McGranahanLab / TcellExTRECT

Other
45 stars 20 forks source link

Frequent zero-infiltration prediction by TcellExTRECT in NSCLC #29

Open bozbezbozzel opened 1 month ago

bozbezbozzel commented 1 month ago

Hi,

I have a dataset of NSCLC tumors that have both been whole-exome sequenced and RNA-sequenced. I have some more samples for which I only have DNA so I wanted to use ExTRECT to predict the T cell fraction for those.

I also use the Danaher dataset standard for RNA deconvolution.
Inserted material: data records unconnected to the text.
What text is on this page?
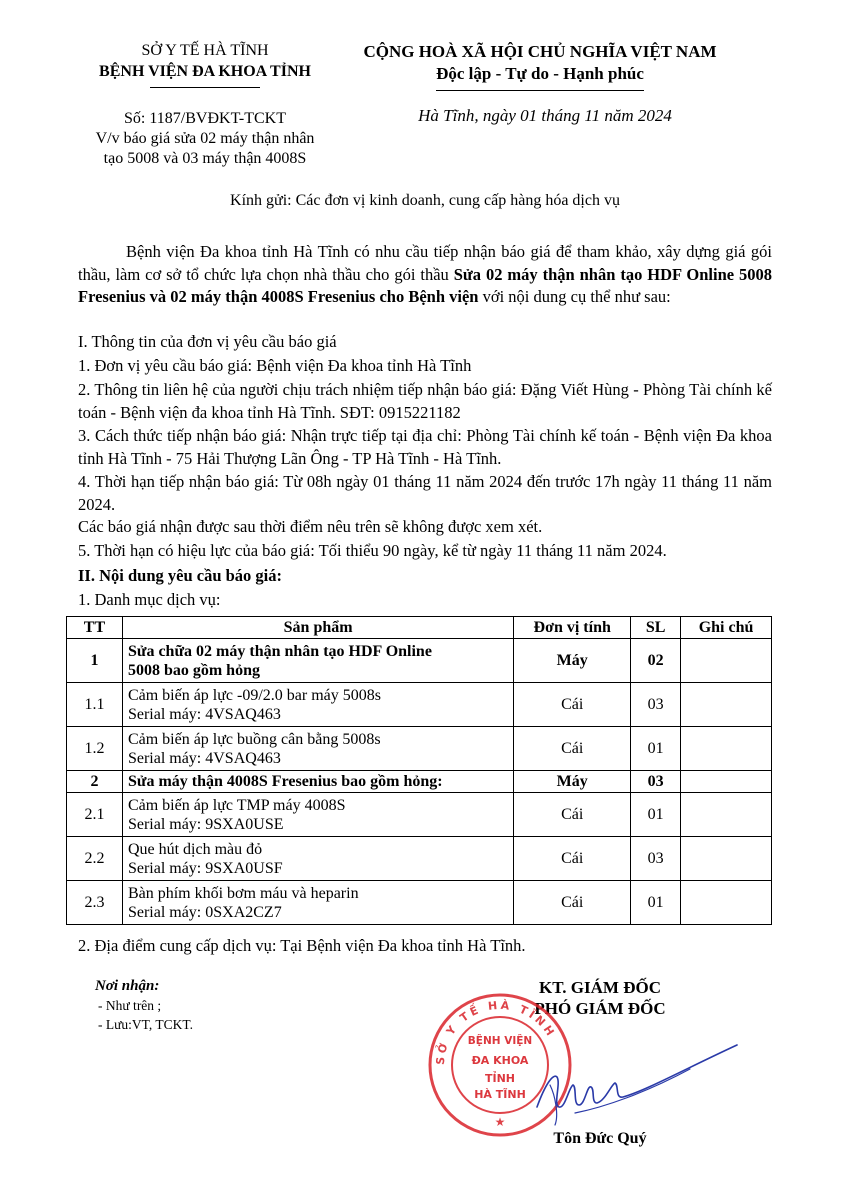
SỞ Y TẾ HÀ TĨNH
BỆNH VIỆN ĐA KHOA TỈNH
CỘNG HOÀ XÃ HỘI CHỦ NGHĨA VIỆT NAM
Độc lập - Tự do - Hạnh phúc
Số: 1187/BVĐKT-TCKT
V/v báo giá sửa 02 máy thận nhân
tạo 5008 và 03 máy thận 4008S
Hà Tĩnh, ngày 01 tháng 11 năm 2024
Kính gửi: Các đơn vị kinh doanh, cung cấp hàng hóa dịch vụ
Bệnh viện Đa khoa tỉnh Hà Tĩnh có nhu cầu tiếp nhận báo giá để tham khảo, xây dựng giá gói thầu, làm cơ sở tổ chức lựa chọn nhà thầu cho gói thầu Sửa 02 máy thận nhân tạo HDF Online 5008 Fresenius và 02 máy thận 4008S Fresenius cho Bệnh viện với nội dung cụ thể như sau:
I. Thông tin của đơn vị yêu cầu báo giá
1. Đơn vị yêu cầu báo giá: Bệnh viện Đa khoa tỉnh Hà Tĩnh
2. Thông tin liên hệ của người chịu trách nhiệm tiếp nhận báo giá: Đặng Viết Hùng - Phòng Tài chính kế toán - Bệnh viện đa khoa tỉnh Hà Tĩnh. SĐT: 0915221182
3. Cách thức tiếp nhận báo giá: Nhận trực tiếp tại địa chỉ: Phòng Tài chính kế toán - Bệnh viện Đa khoa tỉnh Hà Tĩnh - 75 Hải Thượng Lãn Ông - TP Hà Tĩnh - Hà Tĩnh.
4. Thời hạn tiếp nhận báo giá: Từ 08h ngày 01 tháng 11 năm 2024 đến trước 17h ngày 11 tháng 11 năm 2024.
Các báo giá nhận được sau thời điểm nêu trên sẽ không được xem xét.
5. Thời hạn có hiệu lực của báo giá: Tối thiểu 90 ngày, kể từ ngày 11 tháng 11 năm 2024.
II. Nội dung yêu cầu báo giá:
1. Danh mục dịch vụ:
TT	Sản phẩm	Đơn vị tính	SL	Ghi chú
1	Sửa chữa 02 máy thận nhân tạo HDF Online
5008 bao gồm hỏng	Máy	02	
1.1	Cảm biến áp lực -09/2.0 bar máy 5008s
Serial máy: 4VSAQ463	Cái	03	
1.2	Cảm biến áp lực buồng cân bằng 5008s
Serial máy: 4VSAQ463	Cái	01	
2	Sửa máy thận 4008S Fresenius bao gồm hỏng:	Máy	03	
2.1	Cảm biến áp lực TMP máy 4008S
Serial máy: 9SXA0USE	Cái	01	
2.2	Que hút dịch màu đỏ
Serial máy: 9SXA0USF	Cái	03	
2.3	Bàn phím khối bơm máu và heparin
Serial máy: 0SXA2CZ7	Cái	01	
2. Địa điểm cung cấp dịch vụ: Tại Bệnh viện Đa khoa tỉnh Hà Tĩnh.
Nơi nhận:
- Như trên ;
- Lưu:VT, TCKT.
KT. GIÁM ĐỐC
PHÓ GIÁM ĐỐC
SỞ Y TẾ HÀ TĨNH
BỆNH VIỆN
ĐA KHOA
TỈNH
HÀ TĨNH
★
Tôn Đức Quý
I calculate the vst values for my dataset using DESeq2 and sum the values for all genes that make up a celltype, then take the z-score to get a relative infiltration for each celltype.

I have plotted that score against the ExTRECT prediction here: extrect_danaher

As you can see, the correlation between ExTRECT and RNA are pretty minimal, not like in your paper. But what stands out to me is the number of zeroes in the ExTRECT prediction. I'm wondering if it means I did something wrong when I applied ExTRECT.

I followed the steps from your GitHub and the only things I had to change were related to the gratia code parts breaking. My samples were all sequenced with the Agilent V5 Exon kit so I just used the provided TCRA exon files for hg38.

I used ASCAT to calculate purity and ploidy and applied a correction using those values-- I took the purity prediction as-is and used the provided TCRA region location to find the ASCAT segment that covered that region and took the copy number at that segment.

I looked at the upper and lower bounds for the TCRA predictions and they generally have a pretty small interval. My sequencing depth and quality is mostly pretty good ranging from 100 to 200x mean coverage.

Here's a plot of the adjusted TCRA value against ASCAT purity predictions, it's pretty much all over the place: extrect_purity

Here's an example of plotTcellExTRECT-output for sample 110029, which you can see as the leftmost sample in the first plot (so the highest RNA CD8 prediction but 0 TCRA value). I'm not entirely sure how to read this plot but if I'm interpreting it correctly my coverage isn't bad at all. And there is indeed no dip at the focal region which is why the prediction is zero. 110029_extrectplot

I guess data is sometimes just what it is, but if there's anything that jumps out at you here I'd love to have your input on why I get so many TCRA=0 when I expected otherwise.

Thanks for your time.

rbentham commented 1 day ago

Hi,

Sorry for the very late response! I was on annual leave when this was opened and missed this completely.

Unfortunately I do not see anything obvious from the plot or the data you have showed. WES data can be very noisy which can make running T cell ExTRECT difficult. Often frequent zero-infiltration values or generally deflated scores is caused by coverage from outlier probes that have consistently much higher coverage than all their neighbouring probes (making any depletion signal less obvious). This is especially in issue if these probes are near the focal region. From the plot you showed however it is not obvious that this is the case.

I would look at a few other plots and see visually if there are any probes that are consistently higher that their neighbours (to do this rigorously you would have to calculate the median coverage value of every probe within your dataset). If you identify any probes as outliers you can remove them and try recalculating T cell ExTRECT.